The nursing profession has a lot to offer those interested in pursuing a degree. Some of these include,
- Nursing shortage creates demand
- Flexible schedule
- Job opportunities
- Professional opportunities
- Steady employment
- Trusted and respected profession
- High earning potential
- A high degree of job satisfaction
- Many fields of employment
- Ability to become a travel nurse
If pay is a motivator, the average national salary for registered nurses in the U.S. is $73,300 per year. We asked over 955 nurses to anonymously share their salary, their answers might surprise you.
You can get paid to travel as a nurse
After gaining two years of bedside nursing experience, you have the opportunity to become a Travel Nurse which can be extremely lucrative. At the height of the pandemic, travel nurses were earning $10,000 per week in New York City. Granted these nurses were working 7 days a week but the money was there to be had. Now, as the entire country is grappling with not enough bedside nurses to support the patients and staff quarantines from exposure - crisis contracts are offering insane money for travel nurses to help fill the voids. These contracts are risky and should not be entered into lightly because they are more likely to be canceled at the last minute which can leave you jobless, but the reward for landing a coveted crisis contract is a lucrative paycheck.
Nursing is a rewarding career
Deciding to be a nurse is a very personal decision based on many factors. Despite the high earning potential, most individuals do not become nurses solely for the money. It is a calling. It is a desire to help heal patients both mind, body, and soul. Despite this calling, the money is really nice!
Nursing is far from glamorous. It can be unpredictable and challenging but can be extremely rewarding. Nurse.org spoke to 30 of the top nurse leaders in the country to find out the best nurse career advice. Advice included,
- Support one another.
- Stay true to your word and accountable to others.
- Find the right progression.
- Don’t judge others and don’t gossip.
- Take care of yourself. Exercise, eat a nutritionally sound diet, and get enough sleep.

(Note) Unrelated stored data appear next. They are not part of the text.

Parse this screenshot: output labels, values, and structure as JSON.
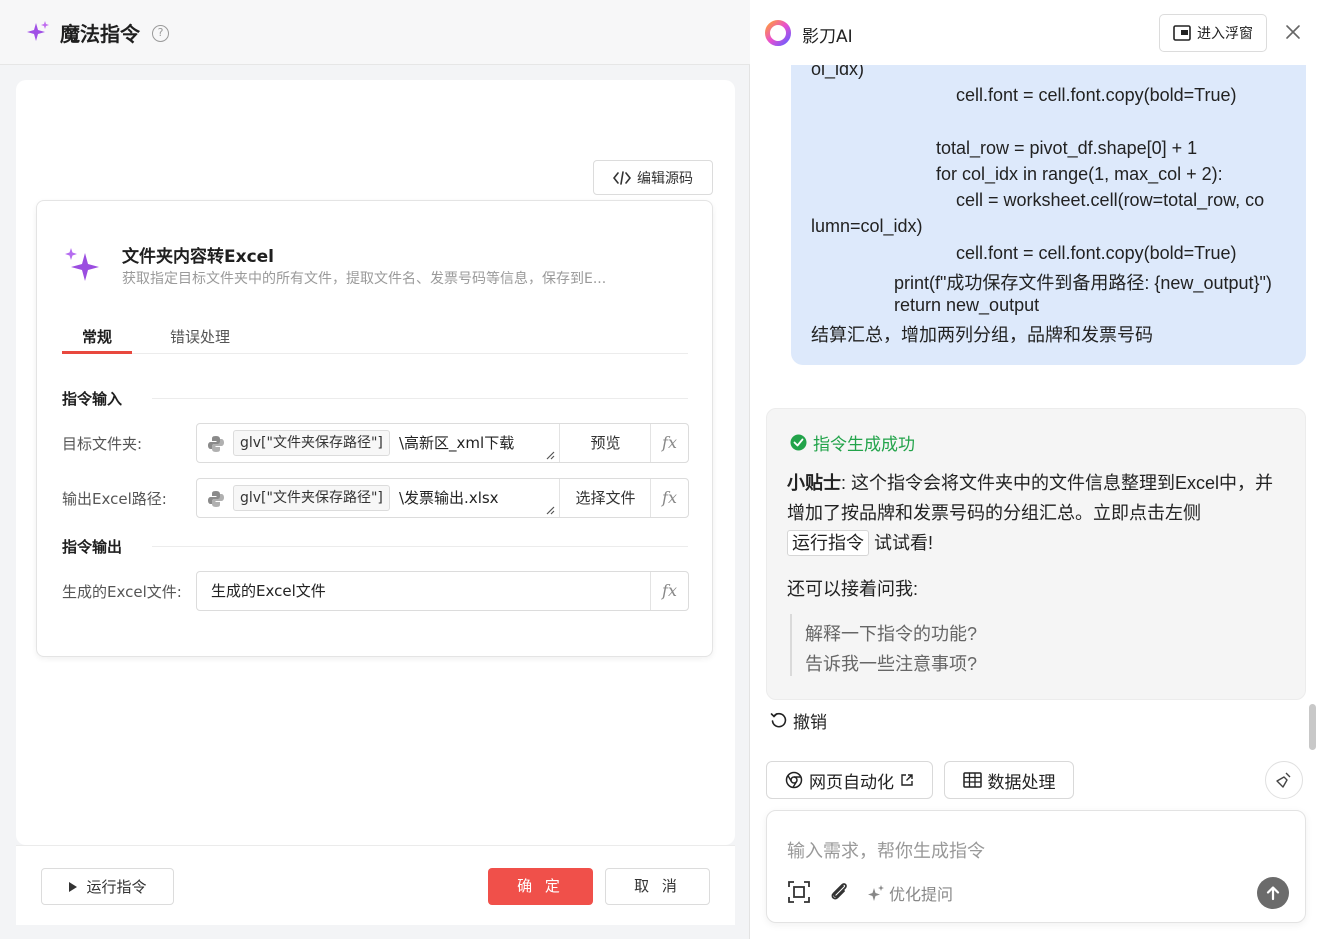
{
  "left": {
    "header": {
      "title": "魔法指令",
      "help_icon": "question-circle-icon"
    },
    "edit_source_label": "编辑源码",
    "command": {
      "title": "文件夹内容转Excel",
      "description": "获取指定目标文件夹中的所有文件，提取文件名、发票号码等信息，保存到E..."
    },
    "tabs": [
      {
        "label": "常规",
        "active": true
      },
      {
        "label": "错误处理",
        "active": false
      }
    ],
    "input_section": "指令输入",
    "output_section": "指令输出",
    "fields": {
      "target_folder": {
        "label": "目标文件夹:",
        "var_chip": "glv[\"文件夹保存路径\"]",
        "suffix": "\\高新区_xml下载",
        "action": "预览"
      },
      "output_path": {
        "label": "输出Excel路径:",
        "var_chip": "glv[\"文件夹保存路径\"]",
        "suffix": "\\发票输出.xlsx",
        "action": "选择文件"
      },
      "output_file": {
        "label": "生成的Excel文件:",
        "value": "生成的Excel文件"
      }
    },
    "fx_label": "fx",
    "footer": {
      "run_label": "运行指令",
      "ok_label": "确 定",
      "cancel_label": "取 消"
    }
  },
  "right": {
    "header": {
      "name": "影刀AI",
      "float_label": "进入浮窗"
    },
    "code_lines": [
      "ol_idx)",
      "cell.font = cell.font.copy(bold=True)",
      "total_row = pivot_df.shape[0] + 1",
      "for col_idx in range(1, max_col + 2):",
      "cell = worksheet.cell(row=total_row, co",
      "lumn=col_idx)",
      "cell.font = cell.font.copy(bold=True)",
      "print(f\"成功保存文件到备用路径: {new_output}\")",
      "return new_output",
      "结算汇总，增加两列分组，品牌和发票号码"
    ],
    "result": {
      "success_label": "指令生成成功",
      "tip_label": "小贴士",
      "tip_text_1": ": 这个指令会将文件夹中的文件信息整理到Excel中，并增加了按品牌和发票号码的分组汇总。立即点击左侧",
      "tip_chip": "运行指令",
      "tip_text_2": "试试看!",
      "ask_more": "还可以接着问我:",
      "suggestions": [
        "解释一下指令的功能?",
        "告诉我一些注意事项?"
      ]
    },
    "undo_label": "撤销",
    "quick_actions": [
      {
        "label": "网页自动化",
        "icon": "chrome-icon"
      },
      {
        "label": "数据处理",
        "icon": "table-icon"
      }
    ],
    "input": {
      "placeholder": "输入需求，帮你生成指令",
      "optimize_label": "优化提问"
    }
  },
  "colors": {
    "accent_red": "#f0504a",
    "success_green": "#22a34a",
    "bubble_blue": "#dde9fb",
    "sparkle_purple": "#9b4de0"
  }
}
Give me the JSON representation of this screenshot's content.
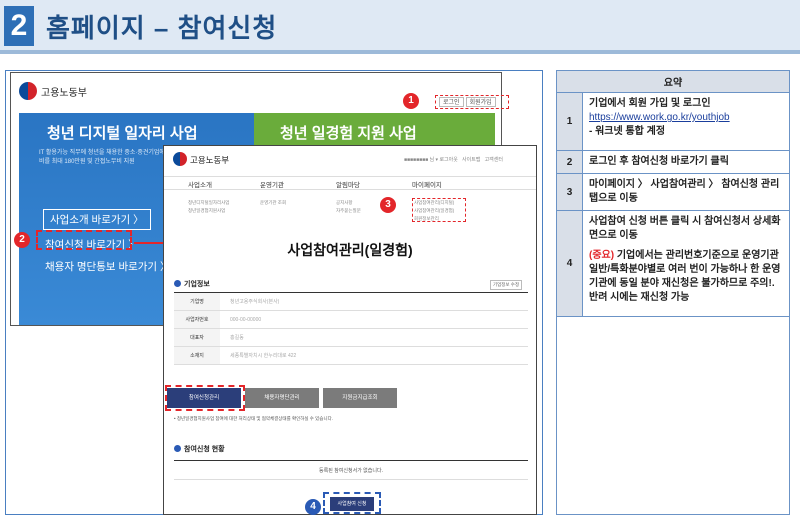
{
  "header": {
    "number": "2",
    "title": "홈페이지 – 참여신청"
  },
  "site1": {
    "org_name": "고용노동부",
    "login_label": "로그인",
    "signup_label": "회원가입",
    "banner_left_title": "청년 디지털 일자리 사업",
    "banner_right_title": "청년 일경험 지원 사업",
    "banner_desc": "IT 활용가능 직무에 청년을 채용한 중소·중견기업에 인건비를 최대 180만원 및 간접노무비 지원",
    "link_intro": "사업소개 바로가기 〉",
    "link_apply": "참여신청 바로가기 〉",
    "link_notice": "채용자 명단통보 바로가기 〉"
  },
  "site2": {
    "org_name": "고용노동부",
    "nav": [
      "사업소개",
      "운영기관",
      "알림마당",
      "마이페이지"
    ],
    "sub_intro": [
      "청년디지털일자리사업",
      "청년일경험지원사업"
    ],
    "sub_org": [
      "운영기관 조회"
    ],
    "sub_notice": [
      "공지사항",
      "자주묻는질문"
    ],
    "sub_mypage": [
      "사업참여관리(디지털)",
      "사업참여관리(일경험)",
      "회원정보관리"
    ],
    "page_title": "사업참여관리(일경험)",
    "section_company": "기업정보",
    "edit_button": "기업정보 수정",
    "info_rows": [
      {
        "key": "기업명",
        "value": "청년고용주식회사(본사)"
      },
      {
        "key": "사업자번호",
        "value": "000-00-00000"
      },
      {
        "key": "대표자",
        "value": "홍길동"
      },
      {
        "key": "소재지",
        "value": "세종특별자치시 한누리대로 422"
      }
    ],
    "tabs": [
      "참여신청관리",
      "채용자명단관리",
      "지원금지급조회"
    ],
    "note": "• 청년일경험지원사업 참여에 대한 처리상태 및 협약체결상태를 확인하실 수 있습니다.",
    "section_status": "참여신청 현황",
    "status_empty": "등록된 참여신청서가 없습니다.",
    "apply_button": "사업참여 신청"
  },
  "markers": [
    "1",
    "2",
    "3",
    "4"
  ],
  "summary": {
    "heading": "요약",
    "rows": [
      {
        "num": "1",
        "text": "기업에서 회원 가입 및 로그인",
        "link": " https://www.work.go.kr/youthjob",
        "sub": " - 워크넷 통합 계정"
      },
      {
        "num": "2",
        "text": "로그인 후 참여신청 바로가기 클릭"
      },
      {
        "num": "3",
        "text": "마이페이지 〉 사업참여관리 〉 참여신청 관리 탭으로 이동"
      },
      {
        "num": "4",
        "text": "사업참여 신청 버튼 클릭 시 참여신청서 상세화면으로 이동",
        "warn": "(중요)",
        "warn_text": " 기업에서는 관리번호기준으로 운영기관 일반/특화분야별로 여러 번이 가능하나 한 운영기관에 동일 분야 재신청은 불가하므로 주의!. 반려 시에는 재신청 가능"
      }
    ]
  },
  "colors": {
    "accent_red": "#e3262a",
    "accent_blue": "#2a5ab5",
    "header_bg": "#dfe9f4"
  }
}
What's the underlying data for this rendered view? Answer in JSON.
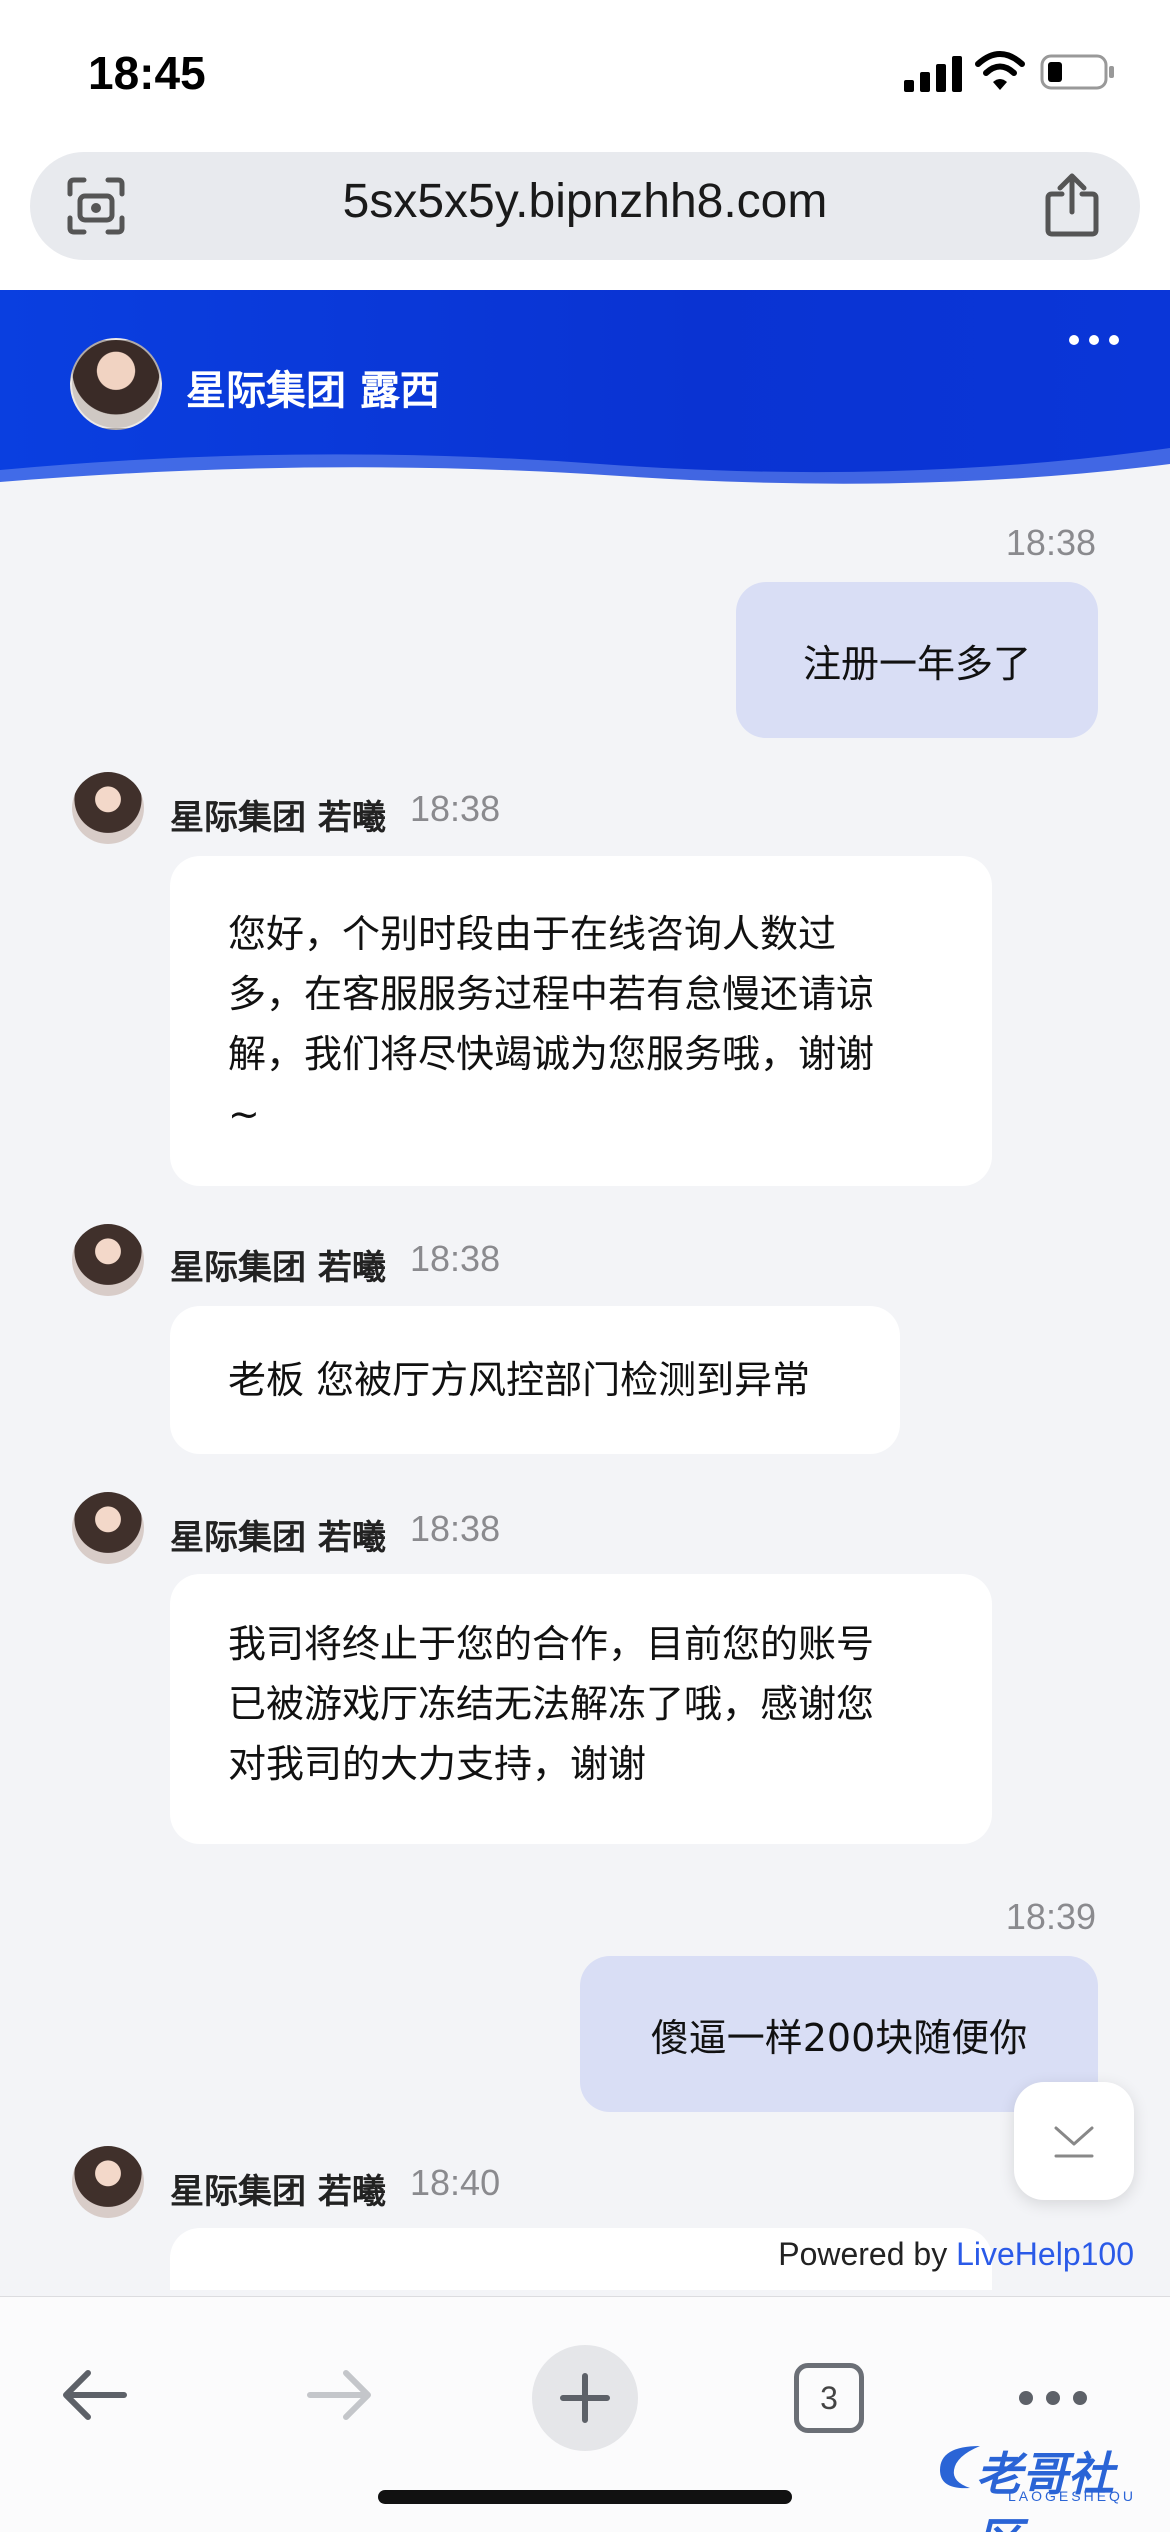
{
  "status_bar": {
    "time": "18:45"
  },
  "address_bar": {
    "url": "5sx5x5y.bipnzhh8.com"
  },
  "chat_header": {
    "title": "星际集团 露西"
  },
  "messages": [
    {
      "direction": "out",
      "time": "18:38",
      "text": "注册一年多了"
    },
    {
      "direction": "in",
      "sender": "星际集团 若曦",
      "time": "18:38",
      "lines": [
        "您好，个别时段由于在线咨询人数过",
        "多，在客服服务过程中若有怠慢还请谅",
        "解，我们将尽快竭诚为您服务哦，谢谢",
        "~"
      ]
    },
    {
      "direction": "in",
      "sender": "星际集团 若曦",
      "time": "18:38",
      "lines": [
        "老板 您被厅方风控部门检测到异常"
      ]
    },
    {
      "direction": "in",
      "sender": "星际集团 若曦",
      "time": "18:38",
      "lines": [
        "我司将终止于您的合作，目前您的账号",
        "已被游戏厅冻结无法解冻了哦，感谢您",
        "对我司的大力支持，谢谢"
      ]
    },
    {
      "direction": "out",
      "time": "18:39",
      "text": "傻逼一样200块随便你"
    },
    {
      "direction": "in",
      "sender": "星际集团 若曦",
      "time": "18:40",
      "lines": []
    }
  ],
  "footer": {
    "powered_prefix": "Powered by ",
    "powered_brand": "LiveHelp100"
  },
  "toolbar": {
    "tab_count": "3"
  },
  "watermark": {
    "text": "老哥社区",
    "sub": "LAOGESHEQU"
  },
  "colors": {
    "header_blue": "#0a3fe0",
    "outgoing_bubble": "#d9def5",
    "brand_link": "#2a5ae8"
  },
  "icons": [
    "signal-icon",
    "wifi-icon",
    "battery-icon",
    "scan-icon",
    "share-icon",
    "more-icon",
    "chevron-down-icon",
    "back-arrow-icon",
    "forward-arrow-icon",
    "plus-icon",
    "tabs-icon",
    "ellipsis-icon"
  ]
}
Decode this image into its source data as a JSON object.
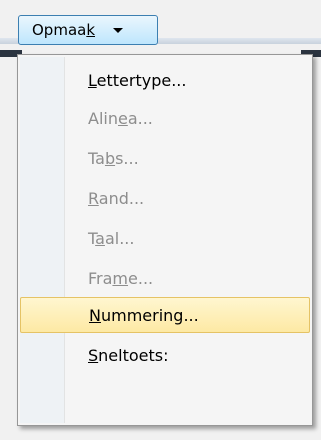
{
  "toolbar": {
    "button_label": "Opmaak"
  },
  "menu": {
    "items": [
      {
        "label": "Lettertype...",
        "accel_index": 0,
        "enabled": true
      },
      {
        "label": "Alinea...",
        "accel_index": 4,
        "enabled": false
      },
      {
        "label": "Tabs...",
        "accel_index": 2,
        "enabled": false
      },
      {
        "label": "Rand...",
        "accel_index": 0,
        "enabled": false
      },
      {
        "label": "Taal...",
        "accel_index": 1,
        "enabled": false
      },
      {
        "label": "Frame...",
        "accel_index": 3,
        "enabled": false
      },
      {
        "label": "Nummering...",
        "accel_index": 0,
        "enabled": true,
        "highlighted": true
      },
      {
        "label": "Sneltoets:",
        "accel_index": 0,
        "enabled": true
      }
    ]
  },
  "colors": {
    "highlight": "#fde9a4",
    "disabled_text": "#8d8d8d"
  }
}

- Knowledge breeds curiosity which sets you up to continue to question and learn about your practice.
- Seek out a mentor, someone you admire that could help coach you as you progress in your career.
- Be open-minded.
- Integrate your clinical practice, research, and teaching as much as possible.
- Say yes to opportunities that are presented to you.
- Don’t be afraid of change, try different areas of nursing until you find your niche.